10-Year Value @ 11.5% CAGR
➡️ ₹1 crore → ~₹2.97 crore
Fully liquid throughout
Partial exits possible anytime
No operational burden
Risk & Suitability Matrix for NRIs
Dimension | Direct Real Estate | Real Estate Funds / ETFs |
Lump-sum transfer risk | ❌ High | ✅ Low |
Liquidity | ❌ Very low | ✅ High |
Diversification | ❌ Single asset | ✅ Multi-asset |
Operational effort | ❌ High | ✅ None |
FX timing flexibility | ❌ Forced | ✅ Flexible |
Transparency | ❌ Opaque | ✅ High |
Early-stage NRIs | ❌ Poor fit | ✅ Strong fit |
Legacy / self-use | ✅ Strong | ❌ Not suitable |
So… Is a Housing-Themed Mutual Fund “Better”?
Not universally.
Funds / ETFs work better when:
You want scalable exposure
Liquidity matters
You’re unsure about long-term location
You want to avoid operational hassle
Direct property works better when:
Capital base is large
Personal or legacy use exists
Illiquidity is acceptable
📌 The mistake is treating ownership and exposure as the same thing.

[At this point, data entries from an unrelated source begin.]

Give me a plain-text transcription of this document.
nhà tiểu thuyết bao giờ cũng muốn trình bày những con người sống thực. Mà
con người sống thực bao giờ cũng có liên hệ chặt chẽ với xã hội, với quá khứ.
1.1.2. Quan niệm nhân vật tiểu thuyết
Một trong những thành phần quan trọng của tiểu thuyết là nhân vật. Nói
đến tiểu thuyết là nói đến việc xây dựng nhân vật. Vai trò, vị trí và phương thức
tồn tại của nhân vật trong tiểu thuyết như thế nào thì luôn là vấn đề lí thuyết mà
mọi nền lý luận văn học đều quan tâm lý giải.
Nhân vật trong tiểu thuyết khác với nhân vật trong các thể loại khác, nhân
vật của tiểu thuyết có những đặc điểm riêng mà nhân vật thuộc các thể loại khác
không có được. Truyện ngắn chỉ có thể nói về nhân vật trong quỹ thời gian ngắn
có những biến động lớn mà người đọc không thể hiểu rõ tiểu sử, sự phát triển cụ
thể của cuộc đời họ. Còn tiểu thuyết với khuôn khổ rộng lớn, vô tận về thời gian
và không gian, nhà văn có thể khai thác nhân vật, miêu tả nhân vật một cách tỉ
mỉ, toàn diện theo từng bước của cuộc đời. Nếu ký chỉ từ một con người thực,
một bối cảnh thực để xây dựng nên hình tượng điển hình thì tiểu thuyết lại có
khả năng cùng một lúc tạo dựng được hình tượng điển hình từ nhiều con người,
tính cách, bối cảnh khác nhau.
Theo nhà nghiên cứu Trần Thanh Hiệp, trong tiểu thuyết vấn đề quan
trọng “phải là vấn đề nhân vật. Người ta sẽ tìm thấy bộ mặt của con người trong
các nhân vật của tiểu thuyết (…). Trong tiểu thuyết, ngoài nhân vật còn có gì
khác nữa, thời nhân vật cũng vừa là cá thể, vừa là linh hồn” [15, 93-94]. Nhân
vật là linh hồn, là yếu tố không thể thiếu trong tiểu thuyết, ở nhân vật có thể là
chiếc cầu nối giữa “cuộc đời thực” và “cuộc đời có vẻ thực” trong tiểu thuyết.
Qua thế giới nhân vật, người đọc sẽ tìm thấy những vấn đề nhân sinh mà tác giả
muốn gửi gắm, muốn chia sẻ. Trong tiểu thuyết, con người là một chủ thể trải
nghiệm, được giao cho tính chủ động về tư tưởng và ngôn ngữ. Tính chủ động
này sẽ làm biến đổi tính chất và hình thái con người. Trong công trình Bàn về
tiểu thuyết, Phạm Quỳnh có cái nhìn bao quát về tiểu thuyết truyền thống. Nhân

The Pivot Money Perspective
At Pivot Money, we encourage NRIs to separate:
Exposure vs ownership
Flexibility vs final settlement
Portfolio efficiency vs emotional comfort
For many NRIs, using funds and ETFs to build real estate exposure early, and adding direct property later, leads to better outcomes with far less stress.
Final Takeaway
A ₹1 crore real estate decision isn’t just about returns.
It’s about:
How money moves
How easily you can change course
Whether your portfolio still works if life changes
For NRIs, liquidity and optionality are real returns.